HANOI: Growth in key economic indicators for Vietnam's trade-driven economy moderated in August, government data showed on Friday, but remained at robust levels as a stronger global electronics cycle supported activity.
Exports rose 14.5% in August from a year earlier to US$37.59 billion, led by shipments of textiles and machinery, and imports increased an annual 12.4%, the General Statistics Office (GSO) said in a report.
While solid, both growth rates were below those seen in July, when exports rose an annual 19.1% and imports surged 24.7%. That led to the monthly trade surplus widening to $4.53 billion August from $2.12 billion in July.
A similar trend was seen in industrial production, which increased 9.5% in August from a year earlier, slower than a revised 11.1% expansion in July, the GSO reported.
"The ongoing upturn in the global electronics cycle will continue to post solid exports and industrial production growth figures for the rest of the year," Oxford Economics said in a report.

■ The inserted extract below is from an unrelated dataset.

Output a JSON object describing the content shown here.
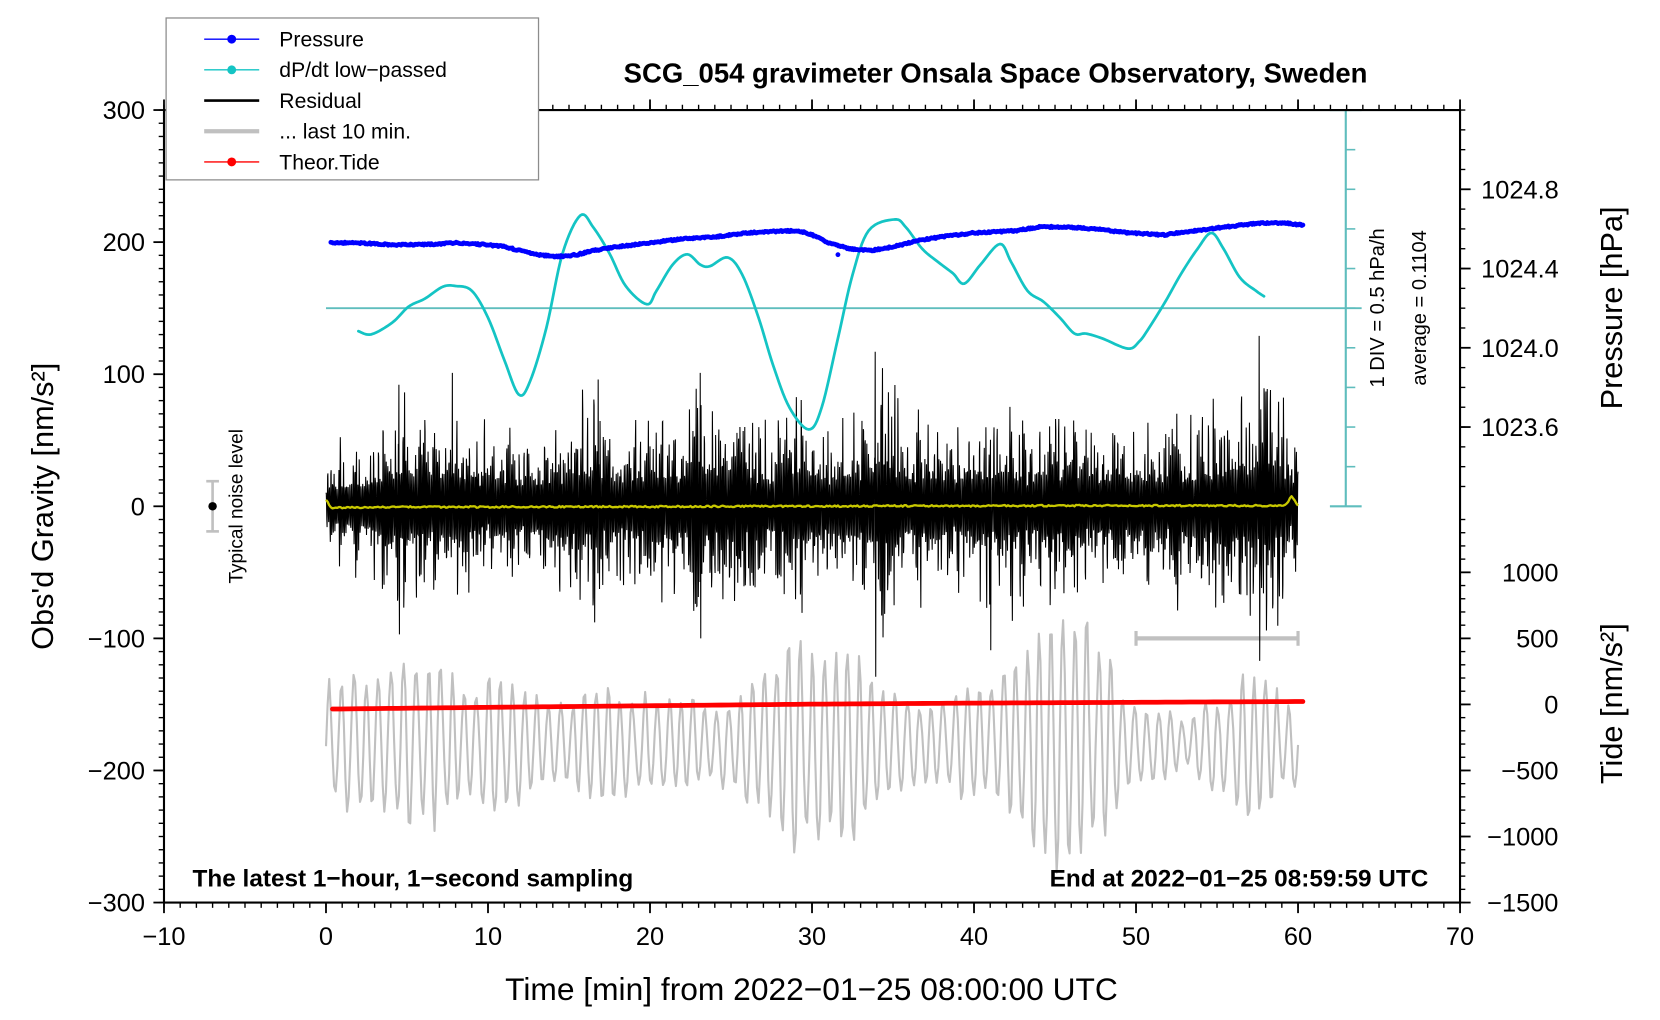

However, it noted that domestic sectors of the economy were subdued compared to pre-pandemic levels as challenges from the banking and real estate sectors remained.
Retail sales rose 8% in August from a year earlier, slower than a 9.4% increase in July, the statistics office said.
Inflation slowed sharply to an annual 3.45% in August for 4.36% in July, to be comfortably below the 4.5% ceiling set by the government for this year.
Vietnam hosts major manufacturing operations of large multinationals, and is an important exporter of smartphones, electronics and garments.
Foreign investment inflows rose 8% in the January-August period compared to a year earlier, easing from an 8.4% increase in the January-July period.
There was also signs of a slowdown in future investments, with growth in foreign investment pledges slowing to an annual 7% for the January-August period from 11% in January-July.